The Influential In-box

It's time to think outside the in-box. Email is inefficient. It's bloated and broken.
This post was published on the now-closed HuffPost Contributor platform. Contributors control their own work and posted freely to our site. If you need to flag this entry as abusive, send us an email.

A senior executive at a leading healthcare organization is so frustrated that his team is ignoring emails that he reached out, exasperated, with this question:

"I communicate a lot of information to a lot of people by sending out regular emails. I spend a lot of time writing descriptions of what is happening and what they are supposed to do about certain situations.

Nobody ever seems to read them - or if they do, they don't remember what I said.

These people aren't dumb! Why can't I get them to stay with the program and keep up with what's going on?"
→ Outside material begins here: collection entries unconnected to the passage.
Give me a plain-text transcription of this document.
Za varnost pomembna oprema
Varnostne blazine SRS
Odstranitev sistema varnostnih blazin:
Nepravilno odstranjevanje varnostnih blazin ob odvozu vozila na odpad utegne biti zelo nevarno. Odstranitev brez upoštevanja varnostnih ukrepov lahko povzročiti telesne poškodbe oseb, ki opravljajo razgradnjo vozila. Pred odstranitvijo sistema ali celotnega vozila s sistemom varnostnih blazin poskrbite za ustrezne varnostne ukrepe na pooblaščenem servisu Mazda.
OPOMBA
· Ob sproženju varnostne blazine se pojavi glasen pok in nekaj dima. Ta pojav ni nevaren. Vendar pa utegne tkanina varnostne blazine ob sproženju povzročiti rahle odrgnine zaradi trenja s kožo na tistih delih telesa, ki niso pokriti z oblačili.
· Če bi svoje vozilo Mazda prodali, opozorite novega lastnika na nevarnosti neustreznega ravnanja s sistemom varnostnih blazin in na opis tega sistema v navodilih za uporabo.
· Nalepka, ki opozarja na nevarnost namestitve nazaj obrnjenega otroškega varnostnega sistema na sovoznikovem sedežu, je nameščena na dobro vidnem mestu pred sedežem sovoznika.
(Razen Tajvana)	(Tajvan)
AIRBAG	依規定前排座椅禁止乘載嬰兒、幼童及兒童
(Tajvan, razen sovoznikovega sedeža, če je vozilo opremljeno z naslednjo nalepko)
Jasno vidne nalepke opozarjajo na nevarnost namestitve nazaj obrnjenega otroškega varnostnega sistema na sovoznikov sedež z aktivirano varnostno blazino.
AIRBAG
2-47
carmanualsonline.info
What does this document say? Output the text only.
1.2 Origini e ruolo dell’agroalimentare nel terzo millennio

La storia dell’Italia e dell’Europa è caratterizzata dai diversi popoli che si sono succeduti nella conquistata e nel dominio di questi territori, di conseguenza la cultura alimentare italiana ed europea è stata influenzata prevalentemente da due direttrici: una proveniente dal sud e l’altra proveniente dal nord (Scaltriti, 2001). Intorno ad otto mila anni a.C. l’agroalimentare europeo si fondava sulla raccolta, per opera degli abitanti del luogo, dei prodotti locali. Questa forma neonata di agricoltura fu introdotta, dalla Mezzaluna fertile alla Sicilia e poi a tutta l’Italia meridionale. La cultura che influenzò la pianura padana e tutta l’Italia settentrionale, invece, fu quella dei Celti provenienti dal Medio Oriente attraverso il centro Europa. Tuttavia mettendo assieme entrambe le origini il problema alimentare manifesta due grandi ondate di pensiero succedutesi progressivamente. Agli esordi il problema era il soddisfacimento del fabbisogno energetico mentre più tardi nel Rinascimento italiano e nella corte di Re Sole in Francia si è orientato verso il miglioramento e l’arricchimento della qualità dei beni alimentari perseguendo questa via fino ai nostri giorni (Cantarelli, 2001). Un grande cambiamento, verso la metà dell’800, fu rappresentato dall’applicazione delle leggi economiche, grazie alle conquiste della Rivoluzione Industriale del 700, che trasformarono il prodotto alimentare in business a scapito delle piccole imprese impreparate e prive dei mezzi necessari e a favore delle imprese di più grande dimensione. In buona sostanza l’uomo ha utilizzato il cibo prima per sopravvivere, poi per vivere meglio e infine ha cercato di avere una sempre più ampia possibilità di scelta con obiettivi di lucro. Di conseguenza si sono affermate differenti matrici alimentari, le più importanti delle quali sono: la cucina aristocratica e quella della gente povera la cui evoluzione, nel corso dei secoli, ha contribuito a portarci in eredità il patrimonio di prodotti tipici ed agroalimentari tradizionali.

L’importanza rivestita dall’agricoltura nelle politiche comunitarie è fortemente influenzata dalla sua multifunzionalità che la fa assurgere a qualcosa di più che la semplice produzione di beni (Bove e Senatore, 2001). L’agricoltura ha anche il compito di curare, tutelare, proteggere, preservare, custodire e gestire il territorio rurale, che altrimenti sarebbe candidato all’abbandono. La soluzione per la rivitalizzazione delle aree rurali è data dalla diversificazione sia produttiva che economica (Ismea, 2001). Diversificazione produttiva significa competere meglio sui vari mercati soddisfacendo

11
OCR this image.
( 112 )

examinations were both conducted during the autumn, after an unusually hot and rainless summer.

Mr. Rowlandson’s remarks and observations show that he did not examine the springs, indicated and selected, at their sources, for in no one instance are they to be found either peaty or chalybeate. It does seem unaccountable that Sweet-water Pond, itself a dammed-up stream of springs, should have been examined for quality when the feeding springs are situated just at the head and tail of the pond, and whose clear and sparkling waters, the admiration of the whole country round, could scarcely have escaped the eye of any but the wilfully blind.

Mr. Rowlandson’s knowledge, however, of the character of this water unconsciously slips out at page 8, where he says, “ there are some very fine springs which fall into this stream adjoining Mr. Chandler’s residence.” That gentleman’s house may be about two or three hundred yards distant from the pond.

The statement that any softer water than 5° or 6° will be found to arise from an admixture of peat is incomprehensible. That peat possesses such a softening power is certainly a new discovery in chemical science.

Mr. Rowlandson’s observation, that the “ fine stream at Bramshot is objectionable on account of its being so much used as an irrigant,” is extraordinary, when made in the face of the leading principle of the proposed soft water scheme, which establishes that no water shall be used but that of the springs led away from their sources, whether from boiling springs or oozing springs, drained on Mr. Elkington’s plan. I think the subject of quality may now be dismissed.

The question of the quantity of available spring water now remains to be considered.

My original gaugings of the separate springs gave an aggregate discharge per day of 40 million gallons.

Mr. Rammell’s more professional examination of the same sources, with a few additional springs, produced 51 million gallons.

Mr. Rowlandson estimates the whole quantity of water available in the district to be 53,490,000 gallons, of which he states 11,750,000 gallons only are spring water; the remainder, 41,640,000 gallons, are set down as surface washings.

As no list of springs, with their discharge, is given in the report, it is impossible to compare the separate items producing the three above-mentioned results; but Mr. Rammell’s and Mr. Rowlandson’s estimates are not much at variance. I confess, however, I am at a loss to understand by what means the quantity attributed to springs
It's time to think outside the in-box. Email is inefficient. It's bloated and broken.

Today's in-boxes are clogged with cover-your-butt documentation, unread heads-ups and countless attempts to win eyeballs and influence decision-making. How can you break through this clutter to ensure that your e-mails are the ones that people look for, read and respond to? Follow the presence-building Connect-Convey-Convince framework to influence.

STEP 1: CONNECT
  • Connect with what they value.

Don't make them find Waldo - frontload your subject lines.

The subject line is the single most important element of your email. If a subject line strikes the receiver as relevant, it drives their decision to read and reply. Or vice-versa.

Wimpy, generic subject lines such as "FYI" or "Update" are easy to ignore. Instead, think newspaper headline. Make your subject lines specific and significant. For example, replace "Training" with "Your Ebola Prep Monday 3pm."

STEP 2: CONVEY
  • Convey with portion control.

Make the content skimmable and mobile-friendly.

Most of us don't read - we skim. And increasingly, we're checking our email on smart phones. Smaller screens call for crisper content. Shorter sentences. More white space.

  • Use a few bullets and numbers to streamline your content.
  • This white space leads to deeper reading.
  • It counteracts the mind-numbing effect of wall-to-wall text.
STEP 3: CONVINCE
  • Convince with outcomes.

Streamline the effort required to respond and get action.

Offer your readers rapid response solutions with a dash of urgency. For example, if your ideal outcome is a "yes" or "no" reply, conclude with "Please reply with a quick "yes" or "no" by 5 pm Monday." If the reader really values your topic, they'll respond with even more depth.

When your communications Connect-Convey-Convince, you gain trust and influence. You become known as high performance, yet low maintenance. This is a killer combination. As a result, your presence is actually welcome in others' inundated in-boxes.